Red Hot Blues

Nov 28th, 2008 | By Editorial Team | Category: Features

Wayne Soper and Franky Kelly are tired of hearing the same music looped endlessly on mainstream Irish radio. Along with fellow bandmates from The Hot Sprockets, they hope their music will re-ignite passion and enthusiasm for undervalued blues and garage rock. Wayne, the Sprocket’s guitarist, told The Ballyfermot Press how he’d love to see a blues revival.

“People need to realise how important blues is. Blues started all rock’n'roll and guitar music. Ask any rock band from Oasis to The Rolling Stones and they’ll all say that blues is the source of their produce. It seems like it’s been forgotten about, especially in Ireland”.

The Hot Sprockets comprise of Wayne Soper, Timmy Cullen (also guitar), Joey Lynch (bass) and brothers Franky (harmonica) and Adrian Kelly (drums), all but Adrian add to the vocals. They are five passionate South Dubliners hoping to shake things up on the Irish music scene. After two years together, Wayne feels the band is finally getting the recognition it deserves.

“At the start we just did small gigs, we didn’t really push it enough. Then we realised you have to work hard if you want to get noticed.

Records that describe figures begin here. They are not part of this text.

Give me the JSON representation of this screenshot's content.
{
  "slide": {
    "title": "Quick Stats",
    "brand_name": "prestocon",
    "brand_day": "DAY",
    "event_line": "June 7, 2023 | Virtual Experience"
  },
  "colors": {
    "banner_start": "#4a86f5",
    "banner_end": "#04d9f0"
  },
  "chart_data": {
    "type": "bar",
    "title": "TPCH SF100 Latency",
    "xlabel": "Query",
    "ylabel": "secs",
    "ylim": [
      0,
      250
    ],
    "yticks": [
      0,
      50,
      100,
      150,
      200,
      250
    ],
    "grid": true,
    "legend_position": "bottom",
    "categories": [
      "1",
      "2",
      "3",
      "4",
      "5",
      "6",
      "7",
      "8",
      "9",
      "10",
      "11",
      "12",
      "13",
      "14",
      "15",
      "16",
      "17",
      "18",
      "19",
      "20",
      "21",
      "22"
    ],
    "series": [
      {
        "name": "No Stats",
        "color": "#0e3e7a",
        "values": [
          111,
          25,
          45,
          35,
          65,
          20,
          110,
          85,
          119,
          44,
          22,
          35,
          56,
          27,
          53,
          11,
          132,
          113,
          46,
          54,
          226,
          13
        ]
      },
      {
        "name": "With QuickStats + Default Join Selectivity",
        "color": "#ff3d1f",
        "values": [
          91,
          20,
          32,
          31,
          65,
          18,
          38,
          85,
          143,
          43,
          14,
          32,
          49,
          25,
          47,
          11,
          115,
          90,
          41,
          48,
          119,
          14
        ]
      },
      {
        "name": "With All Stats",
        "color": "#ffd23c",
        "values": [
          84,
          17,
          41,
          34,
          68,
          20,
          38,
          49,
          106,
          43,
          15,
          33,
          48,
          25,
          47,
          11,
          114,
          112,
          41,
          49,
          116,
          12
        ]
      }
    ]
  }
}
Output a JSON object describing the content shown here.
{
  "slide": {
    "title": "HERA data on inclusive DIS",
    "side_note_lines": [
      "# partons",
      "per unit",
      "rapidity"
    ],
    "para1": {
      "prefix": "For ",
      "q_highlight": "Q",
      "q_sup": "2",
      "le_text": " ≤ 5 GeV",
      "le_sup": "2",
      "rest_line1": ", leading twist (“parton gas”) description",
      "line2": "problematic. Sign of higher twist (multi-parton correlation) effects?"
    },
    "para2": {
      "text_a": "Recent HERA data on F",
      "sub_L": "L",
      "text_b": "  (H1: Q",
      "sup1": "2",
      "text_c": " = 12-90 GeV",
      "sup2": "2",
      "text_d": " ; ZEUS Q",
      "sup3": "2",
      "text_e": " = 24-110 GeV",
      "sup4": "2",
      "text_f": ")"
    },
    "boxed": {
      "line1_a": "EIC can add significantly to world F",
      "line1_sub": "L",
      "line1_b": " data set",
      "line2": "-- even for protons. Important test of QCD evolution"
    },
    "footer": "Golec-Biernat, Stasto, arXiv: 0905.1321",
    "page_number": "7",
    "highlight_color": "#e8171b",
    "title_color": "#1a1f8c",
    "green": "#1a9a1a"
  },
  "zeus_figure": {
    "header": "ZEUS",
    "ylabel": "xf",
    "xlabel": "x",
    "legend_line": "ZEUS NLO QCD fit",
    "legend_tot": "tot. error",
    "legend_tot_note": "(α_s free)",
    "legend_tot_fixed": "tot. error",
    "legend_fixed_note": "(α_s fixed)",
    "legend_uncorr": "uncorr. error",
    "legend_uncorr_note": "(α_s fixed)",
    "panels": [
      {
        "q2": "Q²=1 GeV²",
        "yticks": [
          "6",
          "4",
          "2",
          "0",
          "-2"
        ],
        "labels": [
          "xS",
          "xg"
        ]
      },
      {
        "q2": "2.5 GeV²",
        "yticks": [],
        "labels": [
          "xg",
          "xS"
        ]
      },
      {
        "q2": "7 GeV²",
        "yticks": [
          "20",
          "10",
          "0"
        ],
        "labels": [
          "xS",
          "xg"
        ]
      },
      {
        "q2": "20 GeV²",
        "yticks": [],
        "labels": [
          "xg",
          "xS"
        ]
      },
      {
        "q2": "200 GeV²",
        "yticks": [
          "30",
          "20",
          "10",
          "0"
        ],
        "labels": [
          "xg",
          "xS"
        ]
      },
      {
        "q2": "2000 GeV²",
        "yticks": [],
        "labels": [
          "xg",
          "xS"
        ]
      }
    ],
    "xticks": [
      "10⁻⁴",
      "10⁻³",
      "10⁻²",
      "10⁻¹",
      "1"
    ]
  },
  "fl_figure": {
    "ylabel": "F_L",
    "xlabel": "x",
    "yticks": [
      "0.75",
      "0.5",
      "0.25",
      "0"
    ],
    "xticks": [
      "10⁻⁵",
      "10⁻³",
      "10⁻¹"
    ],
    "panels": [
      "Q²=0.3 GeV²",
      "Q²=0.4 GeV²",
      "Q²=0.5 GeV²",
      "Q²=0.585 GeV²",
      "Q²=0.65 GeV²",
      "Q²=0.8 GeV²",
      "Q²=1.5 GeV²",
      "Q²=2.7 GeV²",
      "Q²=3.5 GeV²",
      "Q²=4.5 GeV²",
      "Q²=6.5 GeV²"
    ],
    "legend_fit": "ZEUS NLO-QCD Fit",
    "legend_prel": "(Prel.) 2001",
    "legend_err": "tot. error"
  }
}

It’s only happening now because we’re working harder”.
Wayne and Joey originally played in another band, Soper’s Dirt, an act formed with two of Wayne’s brothers. “We weren’t like The Hot Sprockets. We were influenced by Sonic Youth and stuff like that. It was experimental, alternative rock then we just drifted apart because my older brother had two kids and he didn’t have the time to be gigging”.

When the boys came together to form The Hot Sprockets, they all agree “something just clicked”.
“Joe and I had been playing guitar for a long time but Timmy only started when the band formed and Franky only started playing harmonica the week before our first gig. It was all just for fun. Once we played the first song together though we had to keep playing, we knew it would work”. Their sound is an eclectic mix of rock, blues and country. To some it may echo the alluring sound of Kings of Leon.

The band played their first gig in Slattery’s on Capel St in 2006 and has since played regular sets with friends from the Primal Jelly Social Club in various venues throughout Dublin. The launch of their first E.P. ‘Country Dirt’ was held in Temple Bar’s Button Factory recently to a group of 300 enthusiastic fans. The lads looked every inch the quintessential rock band as the crowd chanted their catchiest numbers ‘Sleep Shake’ and ‘Solid Gold’ back at them.

Developing a new sprockets tune is very much a team effort according to Wayne.
“Tim and I will write the basics of a song on the guitar and then we sit down and play it to the rest. After that we all start to make changes. Joe would be big into the structure of the song and Franky would build on the melody with his harmonica”.

For a group of lads in their early twenties it’s curious to discover where their interest in blues rock stemmed from. “Our parents like all that stuff, my Da’ has been in a band for about thirty years, he plays harmonica,” Franky tells me. Wayne jumps in, “Franky’s Da’ has a cool old record collection and Tim’s Ma’ and Da’ are mad into blues. Tim showed me Robert Johnson for the first time about three years ago and I got really into that. I started playing slides and trying different styles of guitar. Music is kind of in my family too, my brothers taught me guitar and my uncle also wrote a song for Eurovision and… it won.”

The band is keeping busy with regular gigs and are looking forward to big things following the launch of ‘Country Dirt’. Wayne is not giving up the day-job just yet though. “I worked as a sparks when I left school and then I took a year off. Now I work in the Post Office just to get some cash. I need to save money for Christmas. It’s just me and Joey who work. Joey’s in college too”. Joey completed the Rock School course at BCFE and is now in his second year of the Music Production Diploma. Franky, Adrian and Timmy are spending all their time practicing with the band.

So what’s in store for The Hot Sprockets in 2009?
Wayne thinks for a moment… “I’d love to play in Europe. A couple of bands we know have friends that put on festivals there, garage rock festivals and alternative festivals. They’d be kind of like Castle Palooza here. To get onto them would be cool. Castle Palooza has mainly Irish bands, they should really get some bands from Europe over and then Irish bands could go over to play at the European festivals - try and connect the world more”.

With tight live performances and an impressive debut album, the musical talents of The Hot Sprockets may well take them down that road that connects the world a little bit more.